🤖 AI Summary
Preference modeling in recommender systems often induces “filter bubbles,” yet existing diversity metrics fail to distinguish algorithmic bias from genuine information isolation. To address this, we propose Behavior-Aware Escape Latency (BEP), a novel metric grounded in a contrastive simulation framework that disentangles user behavior modeling from bubble formation. BEP quantifies users’ capacity to escape their established preference distributions by simulating synthetic users with heterogeneous behavioral propensities. Our analysis reveals a fundamental trade-off between prediction accuracy and bubble escape capability—and surprisingly, mild randomization exacerbates rather than alleviates bubble entrapment. Experiments across multiple state-of-the-art recommendation models demonstrate that conventional diversity metrics substantially underestimate bubble risk, whereas BEP enables precise diagnosis of bubble severity.
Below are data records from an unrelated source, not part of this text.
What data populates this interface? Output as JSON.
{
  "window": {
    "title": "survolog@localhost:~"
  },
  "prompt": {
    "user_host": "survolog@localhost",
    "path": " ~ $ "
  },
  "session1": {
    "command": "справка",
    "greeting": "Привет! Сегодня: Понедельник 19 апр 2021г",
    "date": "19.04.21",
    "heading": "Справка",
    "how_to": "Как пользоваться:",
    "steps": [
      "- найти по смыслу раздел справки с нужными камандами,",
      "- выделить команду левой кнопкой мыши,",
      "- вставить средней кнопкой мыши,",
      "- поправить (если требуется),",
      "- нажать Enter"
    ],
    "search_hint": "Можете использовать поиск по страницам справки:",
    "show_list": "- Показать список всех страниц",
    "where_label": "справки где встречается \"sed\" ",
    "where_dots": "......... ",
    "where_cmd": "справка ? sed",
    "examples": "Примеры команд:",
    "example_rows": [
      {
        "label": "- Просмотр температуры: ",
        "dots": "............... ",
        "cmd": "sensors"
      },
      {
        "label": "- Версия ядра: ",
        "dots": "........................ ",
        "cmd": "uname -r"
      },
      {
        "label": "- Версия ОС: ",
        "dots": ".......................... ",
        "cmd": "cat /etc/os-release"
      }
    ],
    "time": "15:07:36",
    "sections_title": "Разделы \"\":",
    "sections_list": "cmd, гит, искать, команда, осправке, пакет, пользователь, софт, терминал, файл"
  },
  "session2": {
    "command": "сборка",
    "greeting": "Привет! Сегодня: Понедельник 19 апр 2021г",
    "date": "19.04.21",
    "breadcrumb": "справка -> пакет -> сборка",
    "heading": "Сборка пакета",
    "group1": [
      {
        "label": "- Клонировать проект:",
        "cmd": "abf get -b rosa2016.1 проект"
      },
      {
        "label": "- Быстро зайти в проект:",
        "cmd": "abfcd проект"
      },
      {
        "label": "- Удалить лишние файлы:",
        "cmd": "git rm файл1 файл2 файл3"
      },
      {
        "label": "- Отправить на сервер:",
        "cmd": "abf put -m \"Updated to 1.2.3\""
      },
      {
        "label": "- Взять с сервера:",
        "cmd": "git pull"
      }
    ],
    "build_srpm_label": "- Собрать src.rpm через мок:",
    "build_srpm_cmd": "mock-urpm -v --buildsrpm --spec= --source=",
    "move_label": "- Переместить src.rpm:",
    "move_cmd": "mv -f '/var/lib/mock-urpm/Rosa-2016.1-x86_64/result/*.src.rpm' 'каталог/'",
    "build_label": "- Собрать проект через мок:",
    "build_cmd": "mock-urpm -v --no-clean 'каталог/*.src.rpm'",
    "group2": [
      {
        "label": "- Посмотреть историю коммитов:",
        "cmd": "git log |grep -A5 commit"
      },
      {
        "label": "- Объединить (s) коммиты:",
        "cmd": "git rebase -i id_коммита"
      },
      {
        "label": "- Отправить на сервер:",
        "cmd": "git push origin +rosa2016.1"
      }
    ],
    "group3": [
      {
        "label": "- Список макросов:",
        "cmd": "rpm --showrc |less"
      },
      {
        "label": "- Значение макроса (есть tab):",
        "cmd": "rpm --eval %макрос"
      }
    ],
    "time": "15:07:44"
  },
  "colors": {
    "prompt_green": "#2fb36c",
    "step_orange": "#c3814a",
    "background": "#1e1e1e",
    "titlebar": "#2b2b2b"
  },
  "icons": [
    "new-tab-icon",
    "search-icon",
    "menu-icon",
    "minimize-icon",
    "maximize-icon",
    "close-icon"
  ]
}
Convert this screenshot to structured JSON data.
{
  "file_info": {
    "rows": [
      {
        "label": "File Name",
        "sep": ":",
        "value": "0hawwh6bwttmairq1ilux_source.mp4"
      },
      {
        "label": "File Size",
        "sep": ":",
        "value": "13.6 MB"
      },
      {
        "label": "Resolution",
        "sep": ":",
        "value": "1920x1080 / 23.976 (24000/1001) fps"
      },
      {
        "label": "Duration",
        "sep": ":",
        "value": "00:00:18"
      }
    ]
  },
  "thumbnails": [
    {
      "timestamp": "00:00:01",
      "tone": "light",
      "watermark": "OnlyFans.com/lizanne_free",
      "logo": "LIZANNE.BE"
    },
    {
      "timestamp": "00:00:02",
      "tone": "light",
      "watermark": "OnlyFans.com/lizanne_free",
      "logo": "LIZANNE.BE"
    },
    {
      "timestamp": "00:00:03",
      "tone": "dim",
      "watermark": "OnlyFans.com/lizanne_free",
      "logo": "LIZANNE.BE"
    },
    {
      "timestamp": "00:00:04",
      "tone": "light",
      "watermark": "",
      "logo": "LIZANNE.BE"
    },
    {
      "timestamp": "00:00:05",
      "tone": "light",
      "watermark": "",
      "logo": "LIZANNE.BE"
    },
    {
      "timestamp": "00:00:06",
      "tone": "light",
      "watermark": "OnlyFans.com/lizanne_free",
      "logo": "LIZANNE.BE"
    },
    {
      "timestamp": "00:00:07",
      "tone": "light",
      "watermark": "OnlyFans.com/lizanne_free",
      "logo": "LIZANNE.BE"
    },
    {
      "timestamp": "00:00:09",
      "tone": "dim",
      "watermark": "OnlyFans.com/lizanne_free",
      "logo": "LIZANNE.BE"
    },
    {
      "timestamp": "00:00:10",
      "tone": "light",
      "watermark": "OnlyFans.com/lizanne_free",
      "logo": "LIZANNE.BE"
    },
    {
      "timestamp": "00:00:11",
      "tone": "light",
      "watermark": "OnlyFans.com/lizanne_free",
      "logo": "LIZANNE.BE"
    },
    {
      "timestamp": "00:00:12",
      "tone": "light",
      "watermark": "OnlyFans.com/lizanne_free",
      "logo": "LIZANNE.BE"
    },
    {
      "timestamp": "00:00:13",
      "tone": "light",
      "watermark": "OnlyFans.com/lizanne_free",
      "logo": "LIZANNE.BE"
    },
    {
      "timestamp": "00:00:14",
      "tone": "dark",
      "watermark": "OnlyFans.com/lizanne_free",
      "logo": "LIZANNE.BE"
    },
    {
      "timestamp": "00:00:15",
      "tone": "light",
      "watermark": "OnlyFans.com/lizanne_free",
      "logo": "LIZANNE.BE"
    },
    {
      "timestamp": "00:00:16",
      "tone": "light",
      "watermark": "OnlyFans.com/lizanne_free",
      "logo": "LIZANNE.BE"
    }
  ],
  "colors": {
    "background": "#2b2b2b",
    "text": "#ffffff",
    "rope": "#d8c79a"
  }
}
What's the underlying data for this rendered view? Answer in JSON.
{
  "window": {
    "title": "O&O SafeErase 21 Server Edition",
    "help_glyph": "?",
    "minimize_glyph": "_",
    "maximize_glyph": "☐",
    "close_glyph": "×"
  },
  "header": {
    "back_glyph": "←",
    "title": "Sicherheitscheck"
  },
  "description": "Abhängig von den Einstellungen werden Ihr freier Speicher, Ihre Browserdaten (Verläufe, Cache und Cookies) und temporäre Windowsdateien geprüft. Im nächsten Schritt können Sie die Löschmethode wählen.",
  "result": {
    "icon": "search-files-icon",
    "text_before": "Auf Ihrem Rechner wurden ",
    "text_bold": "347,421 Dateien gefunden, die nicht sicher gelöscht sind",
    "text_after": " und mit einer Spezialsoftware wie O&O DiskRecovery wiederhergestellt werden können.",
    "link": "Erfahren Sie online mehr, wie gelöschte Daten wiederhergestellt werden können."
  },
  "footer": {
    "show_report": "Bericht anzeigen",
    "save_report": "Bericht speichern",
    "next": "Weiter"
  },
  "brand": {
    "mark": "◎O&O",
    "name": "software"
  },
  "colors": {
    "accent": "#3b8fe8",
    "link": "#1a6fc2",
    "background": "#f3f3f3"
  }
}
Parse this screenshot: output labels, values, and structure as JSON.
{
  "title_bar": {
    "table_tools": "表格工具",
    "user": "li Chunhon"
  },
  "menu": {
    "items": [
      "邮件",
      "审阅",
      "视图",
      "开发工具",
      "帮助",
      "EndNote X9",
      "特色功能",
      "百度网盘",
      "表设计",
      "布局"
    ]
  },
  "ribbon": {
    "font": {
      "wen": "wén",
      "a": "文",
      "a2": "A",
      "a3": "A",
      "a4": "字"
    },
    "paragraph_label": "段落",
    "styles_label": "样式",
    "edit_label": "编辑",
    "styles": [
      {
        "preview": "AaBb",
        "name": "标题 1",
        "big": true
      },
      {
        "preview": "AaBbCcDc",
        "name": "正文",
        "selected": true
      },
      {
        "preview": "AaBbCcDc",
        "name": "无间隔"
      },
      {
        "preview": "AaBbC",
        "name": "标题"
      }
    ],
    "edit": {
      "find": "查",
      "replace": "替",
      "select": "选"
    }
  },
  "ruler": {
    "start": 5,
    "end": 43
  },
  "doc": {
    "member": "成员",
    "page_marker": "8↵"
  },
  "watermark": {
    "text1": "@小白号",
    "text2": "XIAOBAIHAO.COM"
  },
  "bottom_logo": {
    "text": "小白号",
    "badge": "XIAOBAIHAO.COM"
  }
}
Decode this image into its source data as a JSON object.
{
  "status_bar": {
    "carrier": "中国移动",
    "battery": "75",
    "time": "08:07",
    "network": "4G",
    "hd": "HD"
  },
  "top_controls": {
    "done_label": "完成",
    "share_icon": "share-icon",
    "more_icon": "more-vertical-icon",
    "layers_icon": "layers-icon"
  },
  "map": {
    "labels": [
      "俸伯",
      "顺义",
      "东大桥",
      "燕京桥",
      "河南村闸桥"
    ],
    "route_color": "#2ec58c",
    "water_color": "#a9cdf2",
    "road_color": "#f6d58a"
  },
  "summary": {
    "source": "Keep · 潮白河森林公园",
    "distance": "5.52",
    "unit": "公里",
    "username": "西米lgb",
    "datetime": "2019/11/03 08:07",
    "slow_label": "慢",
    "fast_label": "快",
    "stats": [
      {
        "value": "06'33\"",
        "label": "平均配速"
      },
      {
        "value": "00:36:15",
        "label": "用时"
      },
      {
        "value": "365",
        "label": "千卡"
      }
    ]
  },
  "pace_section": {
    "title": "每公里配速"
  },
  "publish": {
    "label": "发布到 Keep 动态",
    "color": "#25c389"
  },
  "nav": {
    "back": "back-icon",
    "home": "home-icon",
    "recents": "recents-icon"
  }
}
BEP thus establishes a new paradigm for evaluating fairness and robustness in recommender systems.
📝 Abstract
Nowadays, recommendation systems have become crucial to online platforms, shaping user exposure by accurate preference modeling. However, such an exposure strategy can also reinforce users'existing preferences, leading to a notorious phenomenon named filter bubbles. Given its negative effects, such as group polarization, increasing attention has been paid to exploring reasonable measures to filter bubbles. However, most existing evaluation metrics simply measure the diversity of user exposure, failing to distinguish between algorithmic preference modeling and actual information confinement. In view of this, we introduce Bubble Escape Potential (BEP), a behavior-aware measure that quantifies how easily users can escape from filter bubbles. Specifically, BEP leverages a contrastive simulation framework that assigns different behavioral tendencies (e.g., positive vs. negative) to synthetic users and compares the induced exposure patterns. This design enables decoupling the effect of filter bubbles and preference modeling, allowing for more precise diagnosis of bubble severity. We conduct extensive experiments across multiple recommendation models to examine the relationship between predictive accuracy and bubble escape potential across different groups. To the best of our knowledge, our empirical results are the first to quantitatively validate the dilemma between preference modeling and filter bubbles. What's more, we observe a counter-intuitive phenomenon that mild random recommendations are ineffective in alleviating filter bubbles, which can offer a principled foundation for further work in this direction.